If $Y$ is a dense subspace of a Banach space $(X,\|\cdot\|_1)$ and $(Y,\|\cdot\|_2)$ is a Banach space such that the inclusion from $(Y,\|\cdot\|_2)$ into $(X,\|\cdot\|_1)$ is continuous, then it is well defined, linear, injective, and continuous in the dual norm topology the map:
$$j:X'\to Y', f\mapsto f|_{Y},$$
where $X'$ is the topological dual of $(X,\|\cdot\|_1)$ and $Y'$ is the topological dual of $(Y,\|\cdot\|_2)$.
So, we can identify $X'$ as a subset of $Y'$.
Is it true that $X'$ is dense in $Y'$ in the norm topology? If not, is true that $X'$ is dense in $Y'$ at least in the weak* topology?
Edit: in this question it is addressed the case where $(Y,\|\cdot\|_2)$ is reflexive, obtaining that in this case (thanks to Hahn-Banach theorem) $X'$ is dense in the norm topology of $Y'$. In the answer to this question it is shown that counterexamples to density in norm topology exist if the reflexivity of $(Y,\|\cdot\|_2)$ is not assumed, e.g. by taking $(X,\|\cdot\|_1):=(l^2,\|\cdot\|_{l^2})$ and $(Y,\|\cdot\|_1):=(l^1,\|\cdot\|_{l^1})$. However, in this counterexample $X'$ is still dense in the weak* topology of $Y'$.
So, it remains to answer only the following part of the original question:
Is true that $X'$ is dense in $Y'$ in the weak* topology?
Best Answer
With this $G$ is dense in $X^*$ in weak* sense if and only if $G$ is total set fact, the proof is rather easy.
Let me denote the embedding of $Y$ into $X$ by $i$. Then $i(Y)$ is dense in $X$. And the question is, whether $i^*(X')$ is weak-star dense in $Y'$.
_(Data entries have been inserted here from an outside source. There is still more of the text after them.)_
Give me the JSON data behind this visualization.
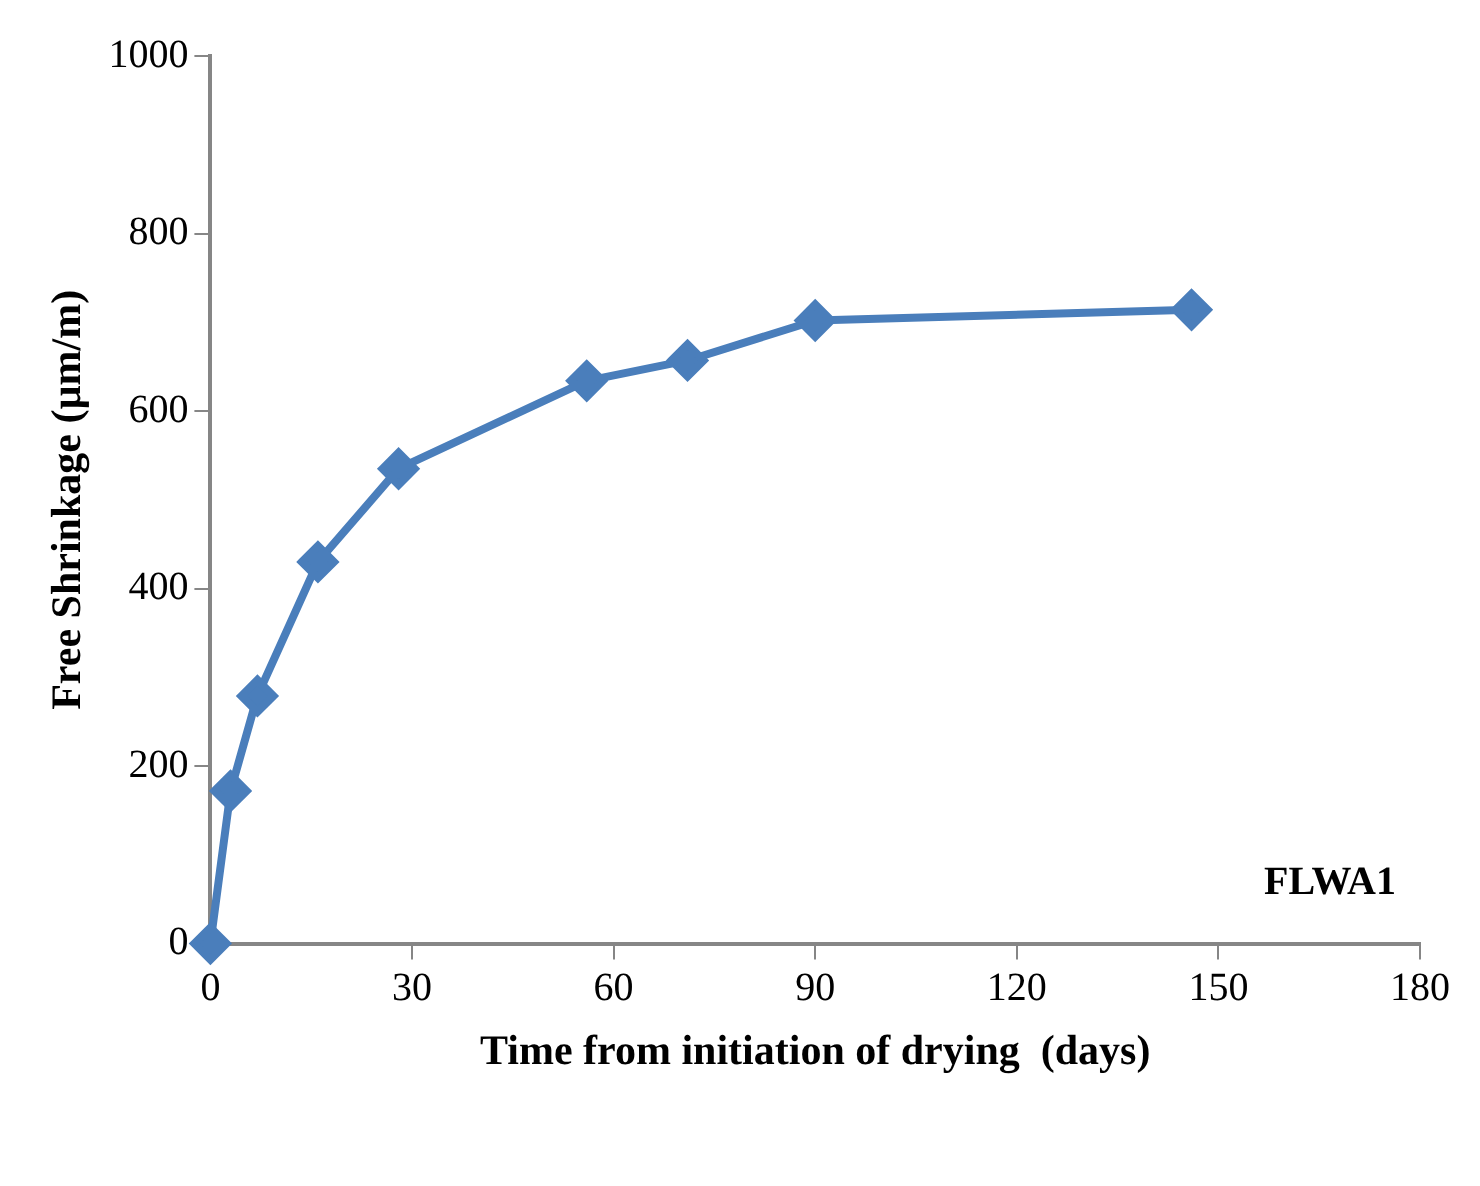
{
  "chart_data": {
    "type": "line",
    "xlabel": "Time from initiation of drying  (days)",
    "ylabel": "Free Shrinkage (µm/m)",
    "x": [
      0,
      3,
      7,
      16,
      28,
      56,
      71,
      90,
      146
    ],
    "series": [
      {
        "color": "#4a7ebb",
        "values": [
          0,
          172,
          279,
          430,
          535,
          634,
          657,
          702,
          714
        ]
      }
    ],
    "xlim": [
      0,
      180
    ],
    "xticks": [
      0,
      30,
      60,
      90,
      120,
      150,
      180
    ],
    "ylim": [
      0,
      1000
    ],
    "yticks": [
      0,
      200,
      400,
      600,
      800,
      1000
    ],
    "grid": false,
    "legend": false,
    "marker": "diamond",
    "line_style": "solid",
    "annotations": [
      "FLWA1"
    ]
  }
}
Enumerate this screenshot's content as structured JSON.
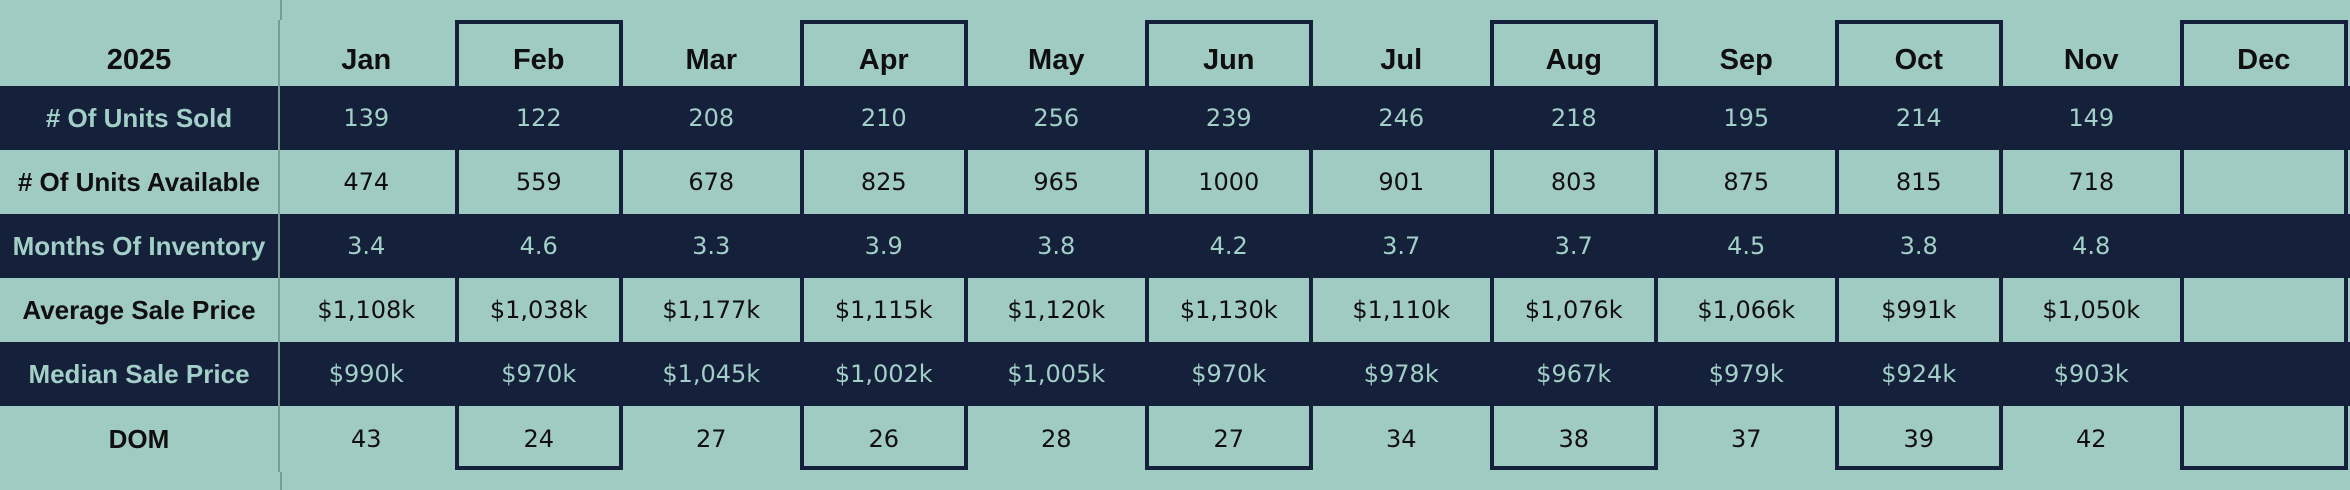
{
  "year": "2025",
  "months": [
    "Jan",
    "Feb",
    "Mar",
    "Apr",
    "May",
    "Jun",
    "Jul",
    "Aug",
    "Sep",
    "Oct",
    "Nov",
    "Dec"
  ],
  "rows": [
    {
      "label": "# Of Units Sold",
      "values": [
        "139",
        "122",
        "208",
        "210",
        "256",
        "239",
        "246",
        "218",
        "195",
        "214",
        "149",
        ""
      ]
    },
    {
      "label": "# Of Units Available",
      "values": [
        "474",
        "559",
        "678",
        "825",
        "965",
        "1000",
        "901",
        "803",
        "875",
        "815",
        "718",
        ""
      ]
    },
    {
      "label": "Months Of Inventory",
      "values": [
        "3.4",
        "4.6",
        "3.3",
        "3.9",
        "3.8",
        "4.2",
        "3.7",
        "3.7",
        "4.5",
        "3.8",
        "4.8",
        ""
      ]
    },
    {
      "label": "Average Sale Price",
      "values": [
        "$1,108k",
        "$1,038k",
        "$1,177k",
        "$1,115k",
        "$1,120k",
        "$1,130k",
        "$1,110k",
        "$1,076k",
        "$1,066k",
        "$991k",
        "$1,050k",
        ""
      ]
    },
    {
      "label": "Median Sale Price",
      "values": [
        "$990k",
        "$970k",
        "$1,045k",
        "$1,002k",
        "$1,005k",
        "$970k",
        "$978k",
        "$967k",
        "$979k",
        "$924k",
        "$903k",
        ""
      ]
    },
    {
      "label": "DOM",
      "values": [
        "43",
        "24",
        "27",
        "26",
        "28",
        "27",
        "34",
        "38",
        "37",
        "39",
        "42",
        ""
      ]
    }
  ],
  "colors": {
    "dark_row": "#15213a",
    "light_row": "#a0cbc3",
    "dark_text": "#a2d0c8"
  }
}
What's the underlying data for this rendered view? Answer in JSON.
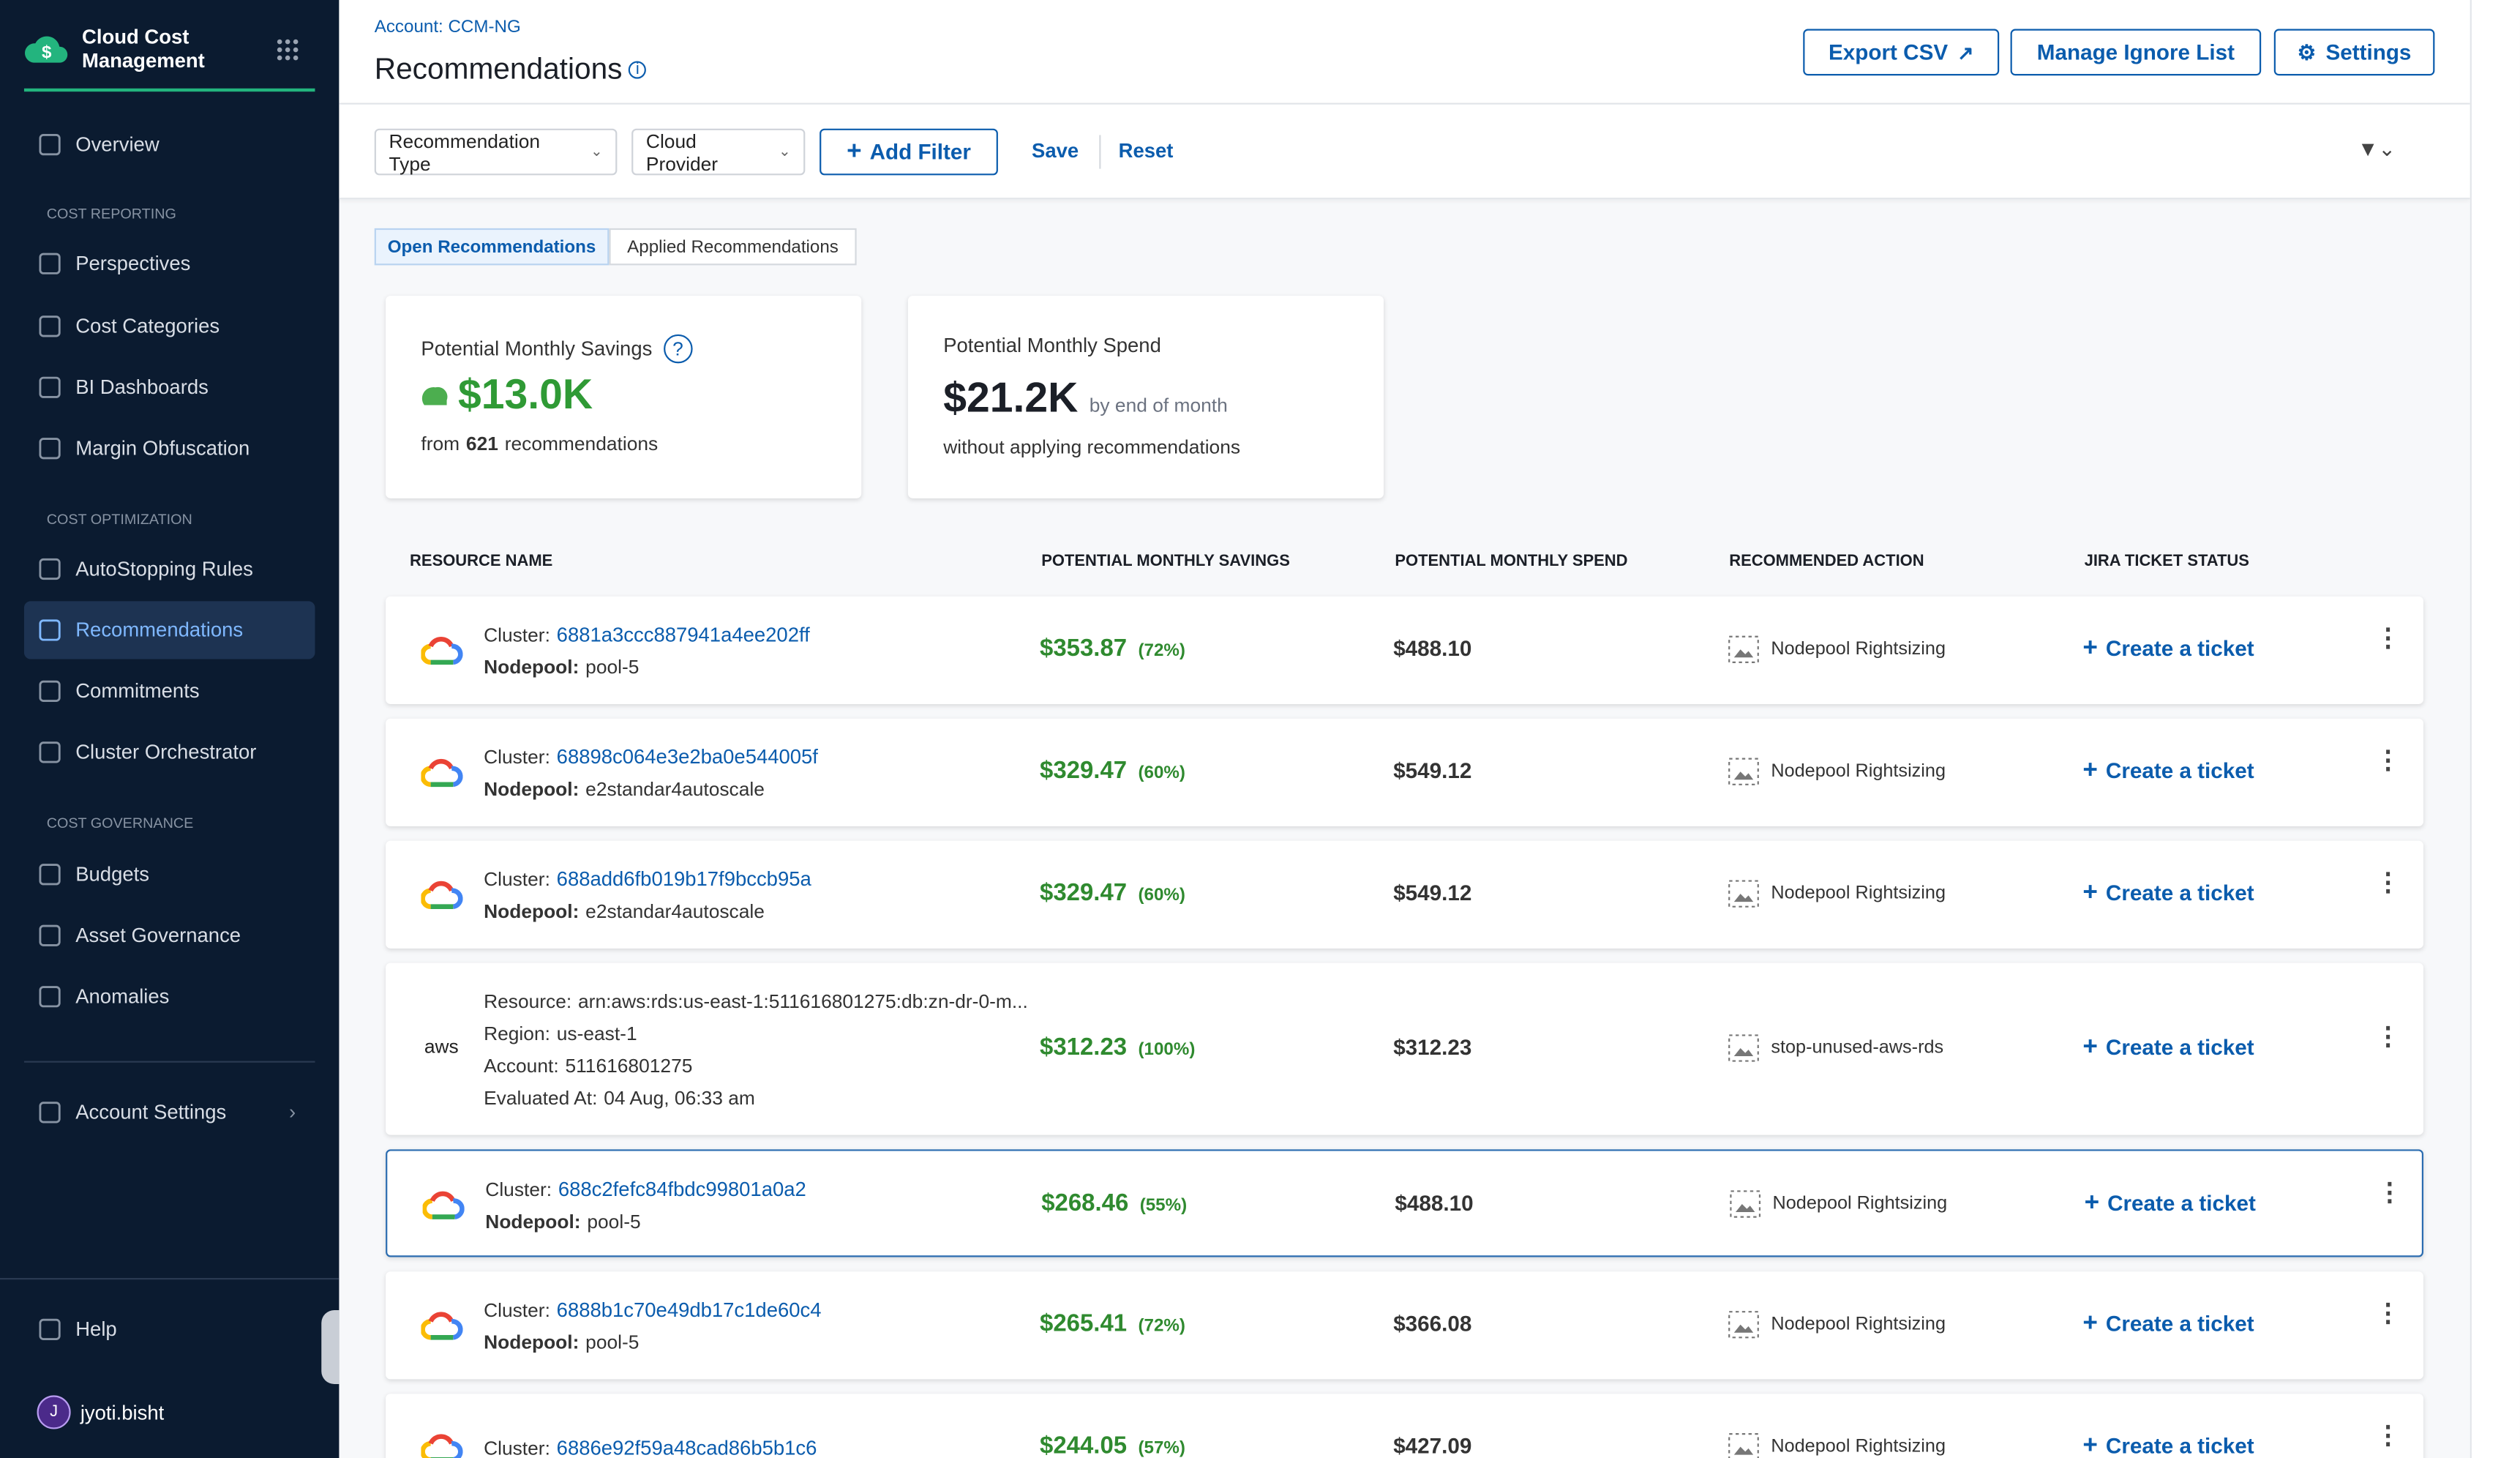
{
  "sidebar": {
    "brand": "Cloud Cost Management",
    "nav": [
      {
        "label": "Overview"
      },
      {
        "section": "COST REPORTING"
      },
      {
        "label": "Perspectives"
      },
      {
        "label": "Cost Categories"
      },
      {
        "label": "BI Dashboards"
      },
      {
        "label": "Margin Obfuscation"
      },
      {
        "section": "COST OPTIMIZATION"
      },
      {
        "label": "AutoStopping Rules"
      },
      {
        "label": "Recommendations",
        "active": true
      },
      {
        "label": "Commitments"
      },
      {
        "label": "Cluster Orchestrator"
      },
      {
        "section": "COST GOVERNANCE"
      },
      {
        "label": "Budgets"
      },
      {
        "label": "Asset Governance"
      },
      {
        "label": "Anomalies"
      }
    ],
    "account_settings": "Account Settings",
    "help": "Help",
    "user": {
      "initial": "J",
      "name": "jyoti.bisht"
    }
  },
  "header": {
    "account": "Account: CCM-NG",
    "title": "Recommendations",
    "buttons": [
      "Export CSV",
      "Manage Ignore List",
      "Settings"
    ]
  },
  "filters": {
    "dropdowns": [
      "Recommendation Type",
      "Cloud Provider"
    ],
    "add": "Add Filter",
    "save": "Save",
    "reset": "Reset"
  },
  "tabs": [
    {
      "label": "Open Recommendations",
      "active": true
    },
    {
      "label": "Applied Recommendations"
    }
  ],
  "cards": {
    "savings": {
      "title": "Potential Monthly Savings",
      "value": "$13.0K",
      "prefix": "from",
      "count": "621",
      "suffix": "recommendations"
    },
    "spend": {
      "title": "Potential Monthly Spend",
      "value": "$21.2K",
      "qualifier": "by end of month",
      "note": "without applying recommendations"
    }
  },
  "table": {
    "headers": [
      "RESOURCE NAME",
      "POTENTIAL MONTHLY SAVINGS",
      "POTENTIAL MONTHLY SPEND",
      "RECOMMENDED ACTION",
      "JIRA TICKET STATUS"
    ],
    "rows": [
      {
        "details": [
          {
            "label": "Cluster:",
            "value": "6881a3ccc887941a4ee202ff"
          },
          {
            "label": "Nodepool:",
            "value": "pool-5"
          }
        ],
        "savings": "$353.87",
        "savings_pct": "(72%)",
        "spend": "$488.10",
        "action": "Nodepool Rightsizing",
        "ticket": "Create a ticket"
      },
      {
        "details": [
          {
            "label": "Cluster:",
            "value": "68898c064e3e2ba0e544005f"
          },
          {
            "label": "Nodepool:",
            "value": "e2standar4autoscale"
          }
        ],
        "savings": "$329.47",
        "savings_pct": "(60%)",
        "spend": "$549.12",
        "action": "Nodepool Rightsizing",
        "ticket": "Create a ticket"
      },
      {
        "details": [
          {
            "label": "Cluster:",
            "value": "688add6fb019b17f9bccb95a"
          },
          {
            "label": "Nodepool:",
            "value": "e2standar4autoscale"
          }
        ],
        "savings": "$329.47",
        "savings_pct": "(60%)",
        "spend": "$549.12",
        "action": "Nodepool Rightsizing",
        "ticket": "Create a ticket"
      },
      {
        "provider_label": "aws",
        "details": [
          {
            "label": "Resource:",
            "value": "arn:aws:rds:us-east-1:511616801275:db:zn-dr-0-m..."
          },
          {
            "label": "Region:",
            "value": "us-east-1"
          },
          {
            "label": "Account:",
            "value": "511616801275"
          },
          {
            "label": "Evaluated At:",
            "value": "04 Aug, 06:33 am"
          }
        ],
        "savings": "$312.23",
        "savings_pct": "(100%)",
        "spend": "$312.23",
        "action": "stop-unused-aws-rds",
        "ticket": "Create a ticket"
      },
      {
        "selected": true,
        "details": [
          {
            "label": "Cluster:",
            "value": "688c2fefc84fbdc99801a0a2"
          },
          {
            "label": "Nodepool:",
            "value": "pool-5"
          }
        ],
        "savings": "$268.46",
        "savings_pct": "(55%)",
        "spend": "$488.10",
        "action": "Nodepool Rightsizing",
        "ticket": "Create a ticket"
      },
      {
        "details": [
          {
            "label": "Cluster:",
            "value": "6888b1c70e49db17c1de60c4"
          },
          {
            "label": "Nodepool:",
            "value": "pool-5"
          }
        ],
        "savings": "$265.41",
        "savings_pct": "(72%)",
        "spend": "$366.08",
        "action": "Nodepool Rightsizing",
        "ticket": "Create a ticket"
      },
      {
        "details": [
          {
            "label": "Cluster:",
            "value": "6886e92f59a48cad86b5b1c6"
          }
        ],
        "savings": "$244.05",
        "savings_pct": "(57%)",
        "spend": "$427.09",
        "action": "Nodepool Rightsizing",
        "ticket": "Create a ticket"
      }
    ]
  }
}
Due to the result above, we have this density if and only if for all $y\in Y$ $$ (i^*f)(y) =0 \quad \forall f\in X' \Rightarrow y=0. $$ Now let $y\in Y$ be given such that $(i^*f)(y)=f(iy)=0$ for all $f\in X$. This implies $iy=0$, and by injectivity of $i$, $y=0$. So $i^*X'$ is total and hence dense in $Y'$.